The North Korea Freedom Coalition’s Chairwoman Suzanne Scholte organized a vigil for the repatriated North Korean defectors in China this past January. In front of the White House, I stood among what seemed to be a small and quiet group in comparison to the Free Tibet demonstrators who were standing a few yards from us. I could not help but think that the ratio of demonstrators between the two causes, not that they’re in competition with one another, reflected the levels of awareness the American public has about the human rights violations against Tibetans and those against North Koreans. Nevertheless, no matter the number, we had gathered to voice our solidarity with and the hope we have for the North Korean defectors.
The cold wind blew upon the small white candles we were holding in remembrance of those repatriated. President Hu Jintao was going to drive past us at any moment, down the lamppost-lined Pennsylvania Avenue, decorated with a triage ensemble of two American and one Chinese flags. Every news station covering Washington D.C. was covering Obama and Hu’s meeting over U.S.-China relations–with all the pomp, colonial marching band reenactments included. The sirens started ringing and police vehicles started zooming by, signaling that the President of the People’s Republic of China was on his way.

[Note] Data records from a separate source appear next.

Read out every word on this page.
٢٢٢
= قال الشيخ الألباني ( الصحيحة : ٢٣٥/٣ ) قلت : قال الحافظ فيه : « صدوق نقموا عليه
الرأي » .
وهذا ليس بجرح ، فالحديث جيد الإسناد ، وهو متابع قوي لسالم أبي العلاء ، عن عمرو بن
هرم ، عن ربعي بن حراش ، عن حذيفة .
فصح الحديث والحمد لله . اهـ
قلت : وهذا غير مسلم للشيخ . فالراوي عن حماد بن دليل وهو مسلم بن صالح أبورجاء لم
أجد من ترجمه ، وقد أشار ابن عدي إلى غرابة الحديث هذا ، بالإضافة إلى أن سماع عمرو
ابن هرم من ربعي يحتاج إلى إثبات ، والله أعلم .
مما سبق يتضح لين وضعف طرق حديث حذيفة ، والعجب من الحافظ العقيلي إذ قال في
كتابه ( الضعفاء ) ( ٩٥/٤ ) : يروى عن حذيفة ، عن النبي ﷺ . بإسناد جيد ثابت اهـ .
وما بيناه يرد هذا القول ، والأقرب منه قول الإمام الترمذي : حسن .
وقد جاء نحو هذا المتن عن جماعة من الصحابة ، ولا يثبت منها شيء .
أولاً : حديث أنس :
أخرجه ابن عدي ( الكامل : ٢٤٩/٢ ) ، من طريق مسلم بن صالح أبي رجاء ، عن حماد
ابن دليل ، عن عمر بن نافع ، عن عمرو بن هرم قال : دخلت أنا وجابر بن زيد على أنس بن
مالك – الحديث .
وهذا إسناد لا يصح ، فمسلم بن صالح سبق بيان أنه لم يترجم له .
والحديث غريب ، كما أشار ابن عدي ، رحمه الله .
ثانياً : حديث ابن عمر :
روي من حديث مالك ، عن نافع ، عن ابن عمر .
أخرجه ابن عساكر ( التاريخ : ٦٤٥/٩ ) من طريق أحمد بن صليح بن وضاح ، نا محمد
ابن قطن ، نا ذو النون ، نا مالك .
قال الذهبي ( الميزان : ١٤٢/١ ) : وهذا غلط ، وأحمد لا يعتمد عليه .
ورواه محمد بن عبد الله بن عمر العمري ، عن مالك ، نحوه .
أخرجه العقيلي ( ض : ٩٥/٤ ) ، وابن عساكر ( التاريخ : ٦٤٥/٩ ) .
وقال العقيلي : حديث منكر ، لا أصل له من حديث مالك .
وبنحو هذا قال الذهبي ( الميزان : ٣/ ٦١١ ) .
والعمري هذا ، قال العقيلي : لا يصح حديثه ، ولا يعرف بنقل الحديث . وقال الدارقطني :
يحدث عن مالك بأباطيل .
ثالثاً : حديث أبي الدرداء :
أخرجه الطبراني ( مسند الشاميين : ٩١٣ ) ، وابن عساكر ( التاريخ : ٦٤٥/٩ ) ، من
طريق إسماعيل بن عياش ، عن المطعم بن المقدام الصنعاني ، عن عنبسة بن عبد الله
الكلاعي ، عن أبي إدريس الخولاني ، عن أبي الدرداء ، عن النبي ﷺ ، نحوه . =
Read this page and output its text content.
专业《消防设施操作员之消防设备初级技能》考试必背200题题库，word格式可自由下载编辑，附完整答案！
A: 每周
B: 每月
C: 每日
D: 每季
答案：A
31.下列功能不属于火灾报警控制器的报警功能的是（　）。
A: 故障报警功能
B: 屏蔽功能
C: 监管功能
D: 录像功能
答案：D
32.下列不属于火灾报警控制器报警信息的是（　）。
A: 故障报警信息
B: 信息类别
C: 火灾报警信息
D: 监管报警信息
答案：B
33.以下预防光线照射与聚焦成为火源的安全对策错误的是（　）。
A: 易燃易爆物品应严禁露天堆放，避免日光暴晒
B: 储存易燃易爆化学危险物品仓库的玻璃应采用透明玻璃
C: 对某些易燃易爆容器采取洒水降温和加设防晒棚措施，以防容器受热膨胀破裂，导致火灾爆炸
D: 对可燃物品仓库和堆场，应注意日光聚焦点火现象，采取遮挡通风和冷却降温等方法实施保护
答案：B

The group of NK demonstrators grew, as more joined against the crimes done to the North Korean people. A woman defector began the reading of the names of repatriated defectors forcibly taken by the Chinese police back to North Korea. Korean war veterans in embroidered caps, young children clinging to their parents, middle aged people, pastors and a handful of reporters for small NK activist publications stood in silence as the names rolled. I was asked to help and slowly read off the names on my page: Choi Sang Muk… male 50 years old, Kim Kyoung Sook…female 25, Kim Keung Sung …5 months old. It was hard to grasp that all of these names were of people whom we would never be able to know if they were dead or still alive. I could not help but think of the defectors our OneKorea team laughed and spoke with last summer. Are any of them related? How can I fully understand the fear and pain that Mr. Choi and Miss Kim may have experienced when returning back to their homeland, where they were bound to be put in prison or put to death? What kind of life would baby Keung Sung have led if she defected safely to South Korea?
I could see the lighted White House where famous and influential people mingled and networked under chandeliers, holding crystal champagne flutes in their hands. Lights and long candles probably adorned the dinner table. We were trying to keep our candles lit to read off North Korean people’s names while their candles were a mere accessory. How do you resolve one of the worst human rights crises in the century with a nation proactively repatriating and enabling the DPRK to commit crimes… over caviar? But that reflection is for another time.
But while standing there, holding my stuttering candle in one hand while clutching the list of names in the other, I realized: there can’t be much change. Will we only continue to share some words with the Chinese, trying to inspire or pressure them to use their influence to control the DPRK, when in fact there may not be much China can do to retract North Korea’s actions? The North Korea card at this point does not give either heavy player an advantage, and seems to have been cast aside.